Category: Kitchen

Preserving, fermenting, baking the harvest.

  • Sourdough on a weekday

    Sourdough on a weekday

    Most sourdough recipes are written like you live in a cooking show. This one is written like you have a job. Here is the schedule that has worked for us for two years.

    The schedule

    Feed the starter Tuesday morning. Mix the dough Tuesday night. Cold-proof in the fridge Wednesday all day. Bake Wednesday evening when you walk in the door. Total active time: about 25 minutes spread across two days.

    The fold

    One stretch and fold an hour after mixing. That is it. We used to do four folds. The bread does not care.

    When it is done

    Dark crust, hollow tap on the bottom, smells like a bakery owes you money. Cool it on a rack for an hour before cutting, even though you do not want to.

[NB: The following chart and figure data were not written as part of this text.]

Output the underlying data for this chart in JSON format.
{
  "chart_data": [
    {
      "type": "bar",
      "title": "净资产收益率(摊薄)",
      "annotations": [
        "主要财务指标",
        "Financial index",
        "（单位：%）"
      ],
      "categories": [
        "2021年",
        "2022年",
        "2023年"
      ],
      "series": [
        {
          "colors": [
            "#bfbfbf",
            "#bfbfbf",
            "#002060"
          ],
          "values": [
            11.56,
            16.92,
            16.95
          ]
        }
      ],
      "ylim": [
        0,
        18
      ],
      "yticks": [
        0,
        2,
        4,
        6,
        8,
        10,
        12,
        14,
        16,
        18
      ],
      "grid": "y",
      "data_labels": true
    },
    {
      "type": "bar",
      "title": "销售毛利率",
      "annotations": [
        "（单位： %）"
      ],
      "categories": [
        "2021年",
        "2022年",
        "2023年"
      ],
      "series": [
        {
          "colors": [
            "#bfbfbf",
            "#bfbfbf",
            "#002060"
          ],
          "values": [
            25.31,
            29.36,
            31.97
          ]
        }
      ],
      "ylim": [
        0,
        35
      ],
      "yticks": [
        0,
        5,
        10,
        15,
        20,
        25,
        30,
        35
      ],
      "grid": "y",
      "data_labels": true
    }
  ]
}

    It is the bread we actually bake. Which is the only kind that matters.

  • The pantry plan we map out every February

    The pantry plan we map out every February

    Every February we sit down with the empty pantry and the seed catalog at the same table. That conversation decides what we plant. Here is how it works.

    Count backwards

    How many quarts of tomato sauce did we use this year? How many jars of jam went out as gifts? Multiply by 1.2 (we always underestimate). That is the number that drives the tomato and berry plantings.

    What we always run out of

    Tomato sauce in February. Pickles in March. Jam by May. Honey by June. We plant accordingly.

    What we always have too much of

    Zucchini relish. Apparently you can only eat so much zucchini relish. Cutting back to one batch this year. Maybe.

    Planning the pantry in February is the only reason October does not eat us alive.

  • A small-batch sauerkraut we make every fall

    A small-batch sauerkraut we make every fall

    We do not make twenty-pound crocks. We make one quart jar at a time and finish it before the next head of cabbage is ready. It works for us.

    What you need

    One head of green cabbage. One tablespoon of non-iodized salt. A clean quart jar. A small jar that fits inside the big one (as a weight). That is it.

    How we do it

    Shred the cabbage thin. Mix with salt in a big bowl. Scrunch it with clean hands for five minutes until it is wet and limp. Pack into the jar, push down hard until the brine covers the cabbage. Weight it down with the smaller jar. Cover with a cloth.

    When it is done

    Two weeks at room temperature, away from sun. Taste it at day ten. When the sourness is right, lid it and put it in the fridge. Keeps for months. Never lasts that long.

    We eat it on everything. We eat it standing in the fridge with a fork.